A Lais le gustaba cómo tocaba. Pronto comprobaría si a Delia le gustaba también.

La joven se llevó las flautas a la boca, captó su mirada y empezó a interpretar la variación de Eurípides que estaba tocando el día en que se conocieron. Arquímedes escuchó unos instantes y luego se le unió. Al principio se limitó a acompañar la melodía en un tono más bajo, pero a medida que fueron avanzando, comenzó a adornarla con notas elegantes y sincopadas. A Delia le brillaban los ojos de placer. Pasó la melodía a la flauta alta y utilizó la tenor para el acompañamiento. Arquímedes la imitó enseguida y se puso a tocar la melodía en el aulos bajo y el acompañamiento en el barítono. Delia añadió al alto el sincopado; Arquímedes respondió con el bajo. Interpretaron la pieza hasta el final, entusiasmados por la forma en que las frases altas y bajas reverberaban contra las medias.

Finalizada la melodía, Delia entonó unos cuantos quiebros ornamentales y luego inició, sin previo aviso, una pieza dramática de música de coro con un ritmo complejo y vivo. Arquímedes se le unió a mitad de una frase, y empezó a juguetear con los ritmos, estirando los largos y uniendo los cortos. La joven le lanzó una mirada de sorpresa; él se apartó las flautas de la boca el tiempo suficiente para dedicarle una sonrisa y siguió tocando, sustituyendo los ritmos largos por complicadas frases de acompañamiento.
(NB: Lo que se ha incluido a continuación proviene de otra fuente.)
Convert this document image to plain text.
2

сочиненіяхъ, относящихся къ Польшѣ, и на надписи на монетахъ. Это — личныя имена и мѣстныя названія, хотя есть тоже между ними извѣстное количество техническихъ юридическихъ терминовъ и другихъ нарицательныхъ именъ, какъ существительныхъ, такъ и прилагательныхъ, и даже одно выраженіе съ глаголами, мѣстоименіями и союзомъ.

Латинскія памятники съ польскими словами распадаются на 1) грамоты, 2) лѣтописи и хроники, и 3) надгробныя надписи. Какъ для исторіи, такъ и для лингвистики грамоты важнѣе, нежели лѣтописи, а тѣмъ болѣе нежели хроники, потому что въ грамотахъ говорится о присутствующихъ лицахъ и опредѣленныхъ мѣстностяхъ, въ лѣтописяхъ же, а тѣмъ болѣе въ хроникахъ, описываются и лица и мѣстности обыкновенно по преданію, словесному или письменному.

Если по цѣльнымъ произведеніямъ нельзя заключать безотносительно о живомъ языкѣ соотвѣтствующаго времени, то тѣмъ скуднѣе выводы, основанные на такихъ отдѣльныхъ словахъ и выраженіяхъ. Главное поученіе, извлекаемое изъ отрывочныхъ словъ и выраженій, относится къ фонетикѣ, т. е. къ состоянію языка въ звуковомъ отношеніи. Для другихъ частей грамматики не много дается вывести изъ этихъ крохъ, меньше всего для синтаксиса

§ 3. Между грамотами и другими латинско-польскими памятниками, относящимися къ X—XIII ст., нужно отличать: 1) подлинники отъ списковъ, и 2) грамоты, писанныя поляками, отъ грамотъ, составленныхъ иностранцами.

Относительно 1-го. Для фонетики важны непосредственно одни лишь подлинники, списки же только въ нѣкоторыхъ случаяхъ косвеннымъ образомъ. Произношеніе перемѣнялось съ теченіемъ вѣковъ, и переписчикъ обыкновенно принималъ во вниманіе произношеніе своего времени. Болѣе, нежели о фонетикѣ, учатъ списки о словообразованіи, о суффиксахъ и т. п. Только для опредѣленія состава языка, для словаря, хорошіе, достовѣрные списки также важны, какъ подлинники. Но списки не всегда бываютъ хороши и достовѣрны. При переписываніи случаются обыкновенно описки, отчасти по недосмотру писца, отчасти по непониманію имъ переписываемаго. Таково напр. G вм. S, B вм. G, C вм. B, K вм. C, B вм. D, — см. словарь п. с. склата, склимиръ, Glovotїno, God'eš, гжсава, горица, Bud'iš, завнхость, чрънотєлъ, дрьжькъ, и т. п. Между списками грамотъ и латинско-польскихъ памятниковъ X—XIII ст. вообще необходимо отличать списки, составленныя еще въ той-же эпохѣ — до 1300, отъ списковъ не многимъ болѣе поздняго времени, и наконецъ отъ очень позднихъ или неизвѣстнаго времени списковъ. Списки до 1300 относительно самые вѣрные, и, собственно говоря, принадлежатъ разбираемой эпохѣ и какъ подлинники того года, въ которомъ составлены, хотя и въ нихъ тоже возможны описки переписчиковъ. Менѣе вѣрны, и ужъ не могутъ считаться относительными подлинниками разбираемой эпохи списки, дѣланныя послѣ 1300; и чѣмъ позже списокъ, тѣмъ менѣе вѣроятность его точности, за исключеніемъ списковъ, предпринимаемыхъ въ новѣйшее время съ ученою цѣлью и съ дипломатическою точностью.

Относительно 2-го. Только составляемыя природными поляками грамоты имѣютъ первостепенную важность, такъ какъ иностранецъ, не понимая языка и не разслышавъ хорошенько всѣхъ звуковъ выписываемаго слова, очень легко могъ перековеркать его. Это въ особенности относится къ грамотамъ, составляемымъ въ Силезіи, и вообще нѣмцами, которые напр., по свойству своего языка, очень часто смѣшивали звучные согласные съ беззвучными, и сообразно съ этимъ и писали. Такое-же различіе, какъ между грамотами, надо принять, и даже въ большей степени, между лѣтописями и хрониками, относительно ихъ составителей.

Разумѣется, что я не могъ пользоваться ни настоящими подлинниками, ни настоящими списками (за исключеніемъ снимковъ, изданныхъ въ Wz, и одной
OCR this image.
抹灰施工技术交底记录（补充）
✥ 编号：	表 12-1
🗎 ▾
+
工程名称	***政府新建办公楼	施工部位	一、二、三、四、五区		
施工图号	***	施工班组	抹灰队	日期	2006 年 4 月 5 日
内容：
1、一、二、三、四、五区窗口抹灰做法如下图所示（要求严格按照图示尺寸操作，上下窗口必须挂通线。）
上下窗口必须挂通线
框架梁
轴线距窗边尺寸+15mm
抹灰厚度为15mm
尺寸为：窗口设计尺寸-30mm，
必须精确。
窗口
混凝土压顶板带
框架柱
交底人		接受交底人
Delia abrió los ojos de par en par, y Arquímedes retomó la melodía; después de unos cuantos compases, ella comenzó a alternarlos como él había hecho previamente, dubitativa al principio y decidida después, convirtiendo las notas en una ráfaga de trinos. Arquímedes abandonó de nuevo el tema principal y, durante un minuto, ambos secundaron aquella melodía que había surgido de la complicidad entre dos mentes, una fuerza silenciosa que mantenía unidas dos salvajes improvisaciones. De pronto él regresó a la melodía; Delia lo siguió al cabo de medio compás, y juntos fueron disminuyendo el ritmo hasta acabar en una única nota arrastrada.

Dejaron las flautas al mismo tiempo, sonrieron y exclamaron al unísono, casi sin aliento:

—¡Tocas muy bien!

Y ambos se echaron a reír.

Delia se volvió hacia su cuñada.

—¿Habías oído una cosa así alguna vez? —le preguntó, emocionada.

Filistis sacudió negativamente la cabeza, con expresión resignada.

—En mi casa nos gusta improvisar —explicó Arquímedes, secando con el manto las boquillas de las flautas—, pero no con los aulos. Bueno, yo sí lo hago, pero el resto de mi familia prefiere los instrumentos de cuerda. Tocar con otro aulista… ¡es como cuadrar el círculo, por Apolo!

Filistis se levantó de repente y se alisó la túnica.

—Ha sido muy… interesante —dijo, con el aspecto de haberlo encontrado únicamente soportable—. Muy… inusual. Pero no debemos retrasarte más, amigo. Estoy segura de que tienes mucho trabajo esperándote en el taller de las catapultas. Siento que mi padre no haya regresado todavía. Le diré que has venido.

Arquímedes estuvo a punto de responderle que, de momento, su labor en el taller estaba acabada, pero comprendió que aquello era una despedida. Abrió la boca… y volvió a cerrarla. Entendía que la reina no deseara verlo deambulando por la casa como un viejo amigo de la familia. De mala gana, se despojó de la cinta de cuero y de los aulos prestados y dio las gracias. Luego, colocándose el manto en su debido lugar y con un suspiro apenado, deseó felicidad a las señoras y se marchó, abatido.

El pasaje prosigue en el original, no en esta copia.